Quanti fenomeni vedi in giro?
Per le mie gare Van der Poel su tutti, prima ancora di Evenepoel. Perché sa guidare la bici e ha dimostrato di saper andare forte anche nelle gare lunghe. Asgreen non è giovanissimo ma è un uomo sul quale la Deceuninck-Quick Step può fare affidamento. Si prospettano delle belle annate, ma di base devo partire con l’idea che il Fiandre l’ho già vinto e devono essere loro a dimostrare. Andrò là per provare a difenderlo, ma senza lo stress. Rifiuto il pensiero di tanti che dicono che se Van der Poel non avesse forato mi avrebbe staccato, perché non ne sono molto convinto.

Dopo il trionfo al Fiandre hai espresso un concetto molto particolare, quello della “gelosia della vittoria”
Era talmente bella, grande e monumentale in tutti i sensi, che la vittoria del Fiandre è diventata per forza di cose anche della gente e dell’appassionato di ciclismo. Tutti hanno visto quello che ho fatto. Era un’accezione bella. Sono ripartito dal Belgio alle 6 di mattina del lunedì, alle 9 ero a Firenze e mi hanno portato subito in Gazzetta dove fui ospite di Urbano Cairo.

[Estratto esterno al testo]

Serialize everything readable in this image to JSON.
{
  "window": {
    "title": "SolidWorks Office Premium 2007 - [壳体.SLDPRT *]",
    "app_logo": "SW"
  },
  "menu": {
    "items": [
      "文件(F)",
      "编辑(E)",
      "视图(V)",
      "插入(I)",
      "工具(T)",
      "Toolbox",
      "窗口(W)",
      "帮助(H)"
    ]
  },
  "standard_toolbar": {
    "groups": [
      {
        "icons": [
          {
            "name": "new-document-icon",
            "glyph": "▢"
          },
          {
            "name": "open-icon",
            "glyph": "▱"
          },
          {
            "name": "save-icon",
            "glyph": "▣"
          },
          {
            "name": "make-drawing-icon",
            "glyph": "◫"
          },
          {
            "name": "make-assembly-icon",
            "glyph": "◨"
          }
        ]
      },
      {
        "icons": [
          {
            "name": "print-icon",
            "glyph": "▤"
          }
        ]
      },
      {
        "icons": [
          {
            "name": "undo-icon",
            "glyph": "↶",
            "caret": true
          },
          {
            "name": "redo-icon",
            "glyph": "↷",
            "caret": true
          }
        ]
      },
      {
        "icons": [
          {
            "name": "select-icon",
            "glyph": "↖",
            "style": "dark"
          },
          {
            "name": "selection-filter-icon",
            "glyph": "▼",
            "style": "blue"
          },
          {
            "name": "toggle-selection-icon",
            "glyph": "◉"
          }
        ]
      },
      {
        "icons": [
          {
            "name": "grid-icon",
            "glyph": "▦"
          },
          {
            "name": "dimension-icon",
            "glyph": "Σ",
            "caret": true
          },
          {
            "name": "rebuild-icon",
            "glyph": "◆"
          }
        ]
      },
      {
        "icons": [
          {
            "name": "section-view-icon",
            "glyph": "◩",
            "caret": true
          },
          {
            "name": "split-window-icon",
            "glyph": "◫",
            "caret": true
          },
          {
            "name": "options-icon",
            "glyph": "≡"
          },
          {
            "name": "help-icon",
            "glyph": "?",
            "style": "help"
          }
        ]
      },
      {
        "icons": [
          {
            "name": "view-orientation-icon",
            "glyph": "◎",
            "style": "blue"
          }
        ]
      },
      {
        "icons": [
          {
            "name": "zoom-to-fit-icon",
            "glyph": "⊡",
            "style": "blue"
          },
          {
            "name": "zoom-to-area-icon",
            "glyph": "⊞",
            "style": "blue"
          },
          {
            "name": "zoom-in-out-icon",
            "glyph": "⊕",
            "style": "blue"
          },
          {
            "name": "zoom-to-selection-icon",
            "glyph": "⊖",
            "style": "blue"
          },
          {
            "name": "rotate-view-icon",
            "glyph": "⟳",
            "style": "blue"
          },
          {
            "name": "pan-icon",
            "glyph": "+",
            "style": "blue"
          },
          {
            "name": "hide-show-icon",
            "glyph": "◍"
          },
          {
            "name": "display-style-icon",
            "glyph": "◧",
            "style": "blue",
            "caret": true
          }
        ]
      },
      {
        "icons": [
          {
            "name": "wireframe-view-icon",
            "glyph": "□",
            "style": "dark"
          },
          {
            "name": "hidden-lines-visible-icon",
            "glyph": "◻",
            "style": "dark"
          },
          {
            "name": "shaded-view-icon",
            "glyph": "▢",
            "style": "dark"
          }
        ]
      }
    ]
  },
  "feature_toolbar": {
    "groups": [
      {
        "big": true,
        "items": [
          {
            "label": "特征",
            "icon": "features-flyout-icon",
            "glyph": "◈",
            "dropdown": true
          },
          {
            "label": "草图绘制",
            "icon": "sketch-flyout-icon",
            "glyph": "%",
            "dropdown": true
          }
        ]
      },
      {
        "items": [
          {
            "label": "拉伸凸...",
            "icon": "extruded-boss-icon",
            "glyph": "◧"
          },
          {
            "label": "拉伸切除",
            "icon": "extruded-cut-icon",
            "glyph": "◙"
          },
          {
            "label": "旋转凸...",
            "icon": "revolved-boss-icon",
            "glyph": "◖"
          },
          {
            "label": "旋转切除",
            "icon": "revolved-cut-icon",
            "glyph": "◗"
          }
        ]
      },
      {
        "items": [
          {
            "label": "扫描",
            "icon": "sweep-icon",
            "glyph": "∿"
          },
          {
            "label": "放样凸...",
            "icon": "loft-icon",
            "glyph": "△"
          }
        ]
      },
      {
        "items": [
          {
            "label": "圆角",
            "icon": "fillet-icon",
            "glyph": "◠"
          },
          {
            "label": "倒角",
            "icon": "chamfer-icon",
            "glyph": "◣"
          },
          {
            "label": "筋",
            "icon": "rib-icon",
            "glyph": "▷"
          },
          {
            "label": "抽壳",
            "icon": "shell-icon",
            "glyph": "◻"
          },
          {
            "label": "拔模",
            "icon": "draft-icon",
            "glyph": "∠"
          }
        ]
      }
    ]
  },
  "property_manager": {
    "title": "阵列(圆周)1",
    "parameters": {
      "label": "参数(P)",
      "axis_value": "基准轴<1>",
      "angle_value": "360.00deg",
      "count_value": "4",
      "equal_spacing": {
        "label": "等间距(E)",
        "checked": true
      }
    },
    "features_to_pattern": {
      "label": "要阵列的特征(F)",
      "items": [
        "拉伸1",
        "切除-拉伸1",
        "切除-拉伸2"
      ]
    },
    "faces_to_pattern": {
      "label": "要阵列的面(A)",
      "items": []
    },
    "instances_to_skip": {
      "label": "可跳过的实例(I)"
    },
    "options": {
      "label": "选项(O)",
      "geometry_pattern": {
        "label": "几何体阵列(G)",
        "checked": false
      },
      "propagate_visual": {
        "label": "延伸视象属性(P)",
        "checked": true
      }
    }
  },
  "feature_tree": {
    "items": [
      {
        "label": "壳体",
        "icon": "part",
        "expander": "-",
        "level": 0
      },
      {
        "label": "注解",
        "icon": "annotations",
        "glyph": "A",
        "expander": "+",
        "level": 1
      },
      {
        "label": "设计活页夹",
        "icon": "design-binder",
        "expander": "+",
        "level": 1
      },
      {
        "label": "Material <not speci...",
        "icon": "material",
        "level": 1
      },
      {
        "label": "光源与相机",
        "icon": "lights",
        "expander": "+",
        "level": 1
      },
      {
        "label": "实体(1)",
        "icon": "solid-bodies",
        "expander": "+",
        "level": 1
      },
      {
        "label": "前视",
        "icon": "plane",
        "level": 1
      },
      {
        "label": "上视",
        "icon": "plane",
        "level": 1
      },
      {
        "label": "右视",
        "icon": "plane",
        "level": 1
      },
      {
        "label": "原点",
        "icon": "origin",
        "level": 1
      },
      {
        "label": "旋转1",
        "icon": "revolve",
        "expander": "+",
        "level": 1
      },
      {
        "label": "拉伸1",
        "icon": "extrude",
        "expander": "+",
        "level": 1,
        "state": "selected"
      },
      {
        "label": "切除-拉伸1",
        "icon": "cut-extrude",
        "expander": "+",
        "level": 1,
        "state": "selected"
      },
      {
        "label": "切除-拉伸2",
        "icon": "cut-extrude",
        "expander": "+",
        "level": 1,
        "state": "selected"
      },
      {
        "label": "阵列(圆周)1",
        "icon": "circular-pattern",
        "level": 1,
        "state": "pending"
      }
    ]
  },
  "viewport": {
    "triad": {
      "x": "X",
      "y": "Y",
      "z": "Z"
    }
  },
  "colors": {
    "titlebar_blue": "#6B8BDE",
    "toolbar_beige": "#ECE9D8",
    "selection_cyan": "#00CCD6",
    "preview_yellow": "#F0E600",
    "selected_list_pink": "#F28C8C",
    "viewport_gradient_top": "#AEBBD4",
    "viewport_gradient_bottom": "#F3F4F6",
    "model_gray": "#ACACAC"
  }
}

Quando sono tornato a casa ho dormito 12 ore e quando mi sono svegliato, martedì mattina, la prima cosa che mi sono sentito di fare è stata proprio andare in bici. Volevo andare in bici da vincitore del Fiandre per scaricare tutta l’adrenalina, ma non sono riuscito a fare un’ora senza mai fermarmi perché la gente mi vedeva e mi ha fatto capire che non era solo una vittoria mia, ma di tutti.